Climate Change & Salmon

Submitted by larryf13 on Tue, 08/18/2015 - 1:54pm

 

Can we see some of the effects of a warming climate…. I believe the answer is clearly yes. California is suffering from the worst drought in a millennium. Forest fires are almost uncontainable in the north western part of the U.S. with almost 5 million acres of forest being destroyed, in early August, 27.1% of the contiguous U.S. was in drought, London reached 98 degrees Fahrenheit during the hottest July day ever recorded in the U.K, Puerto Rico is under its strictest water rationing in history.

 

Back in March, NOAA's Climate Prediction Center announced that a weak El Niño had formed in the Pacific, but many experts initially thought it might just fizzle out in the summer. Instead, El Niño kept getting stronger, with ocean temperatures in the eastern tropical Pacific continuing to soar. Some forecasters now think this could turn into one of the strongest El Niño events in memory when it peaks later this fall or winter.  The last truly massive El Niño appeared in 1997-'98 and ended up causing an estimated $35 billion in destruction and 23,000 deaths around the world.

 

Warming temperatures, fires and floods are one thing but if climate change disrupts our food supply, people take notice.  Since 2001, salmon (including canned salmon) has ranked third among fish species consumed in the United States.
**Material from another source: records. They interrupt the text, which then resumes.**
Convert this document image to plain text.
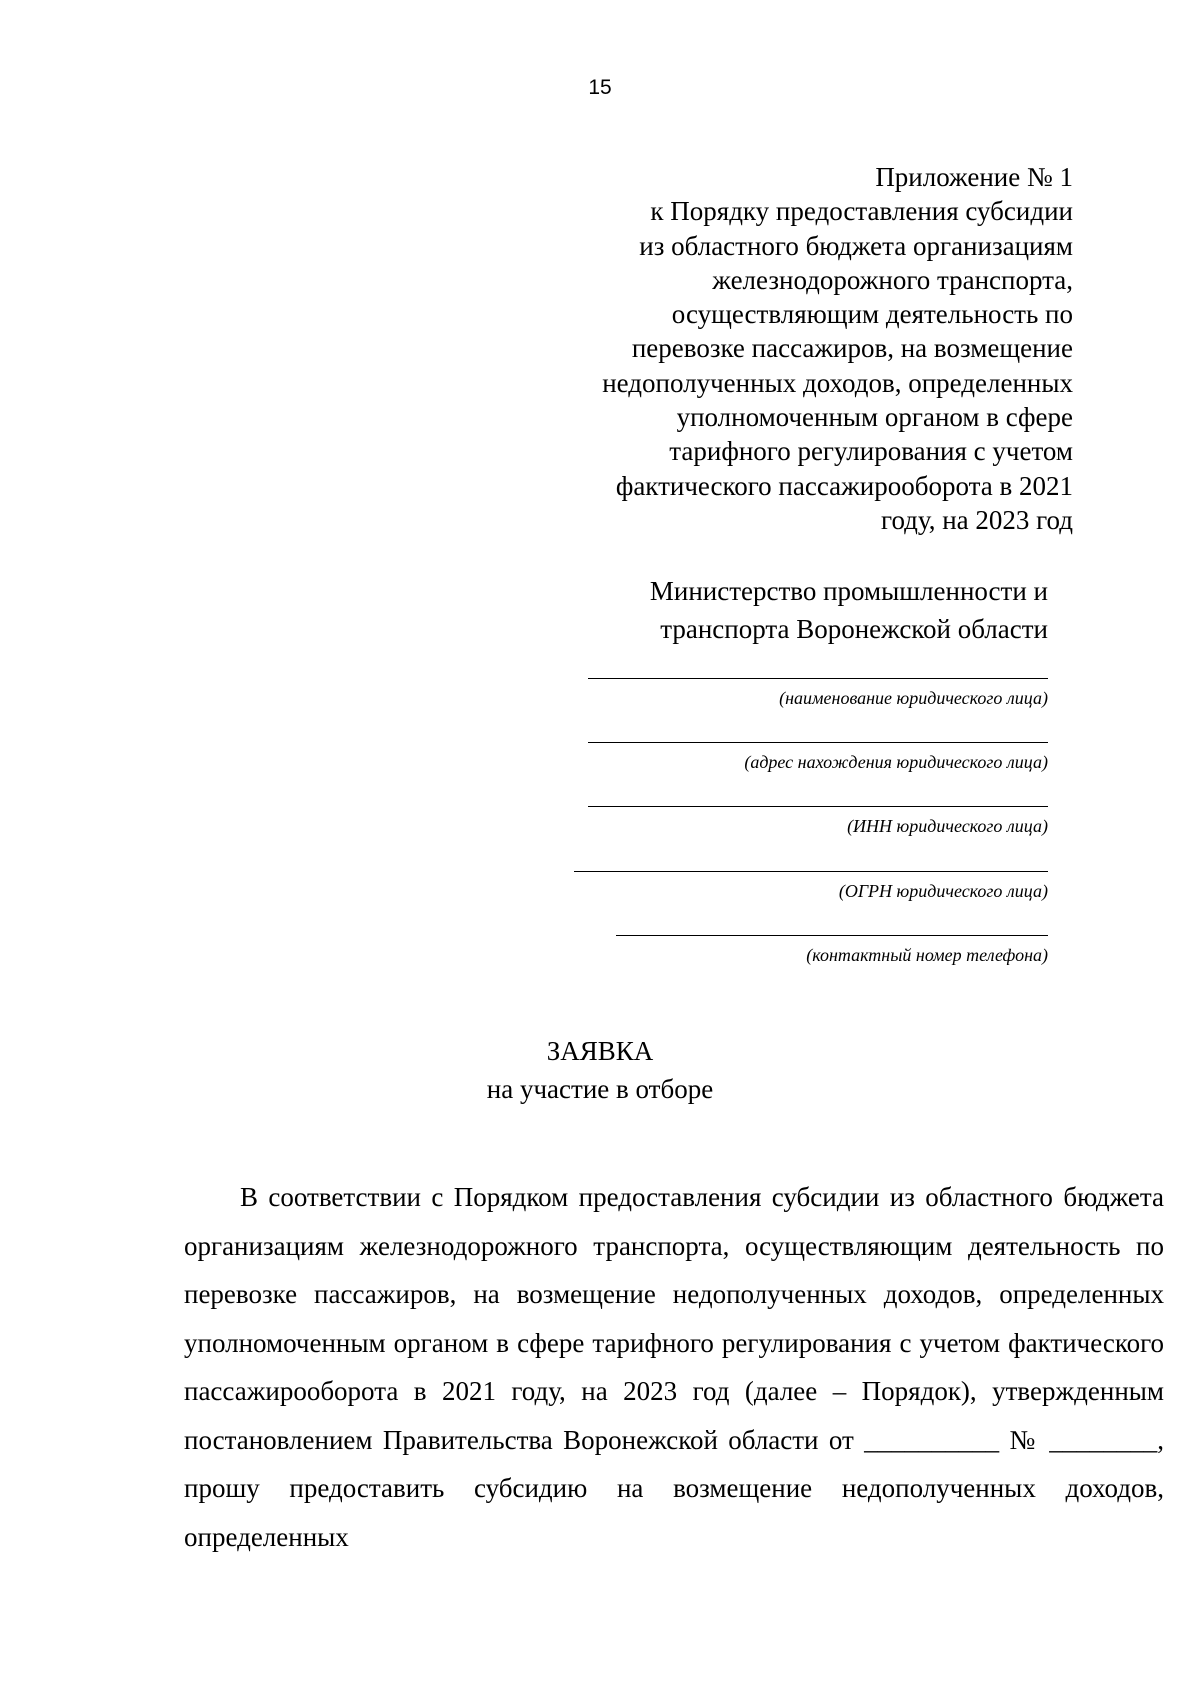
15
Приложение № 1
к Порядку предоставления субсидии
из областного бюджета организациям
железнодорожного транспорта,
осуществляющим деятельность по
перевозке пассажиров, на возмещение
недополученных доходов, определенных
уполномоченным органом в сфере
тарифного регулирования с учетом
фактического пассажирооборота в 2021
году, на 2023 год
Министерство промышленности и
транспорта Воронежской области
(наименование юридического лица)
(адрес нахождения юридического лица)
(ИНН юридического лица)
(ОГРН юридического лица)
(контактный номер телефона)
ЗАЯВКА
на участие в отборе

В соответствии с Порядком предоставления субсидии из областного бюджета организациям железнодорожного транспорта, осуществляющим деятельность по перевозке пассажиров, на возмещение недополученных доходов, определенных уполномоченным органом в сфере тарифного регулирования с учетом фактического пассажирооборота в 2021 году, на 2023 год (далее – Порядок), утвержденным постановлением Правительства Воронежской области от __________ № ________, прошу предоставить субсидию на возмещение недополученных доходов, определенных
Salmon are crucial to the coastal ecosystem like perhaps few other species on the planet. A significant portion of the nitrogen in West Coast forests has been traced back to salmon, which can travel hundreds of miles upstream to lay their eggs. The largest trees on Earth simply wouldn't exist without salmon….and likewise, salmon need trees to survive.*

 

But their situation is precarious. This year, officials in California are bringing salmon downstream in convoys of trucks, because river levels are too low and the temperatures too warm for them to have a reasonable chance of surviving. One species, the winter-run Chinook salmon, is at a particularly increased risk of decline in the next few years, should the warm water persist offshore. Fishermen are totally baffled as to what’s going on. Atmospheric scientists point to a cycling warming of the north Pacific that happens a few times each century.

 

Whatever the cause, nobody wants any disruption of their salmon supply.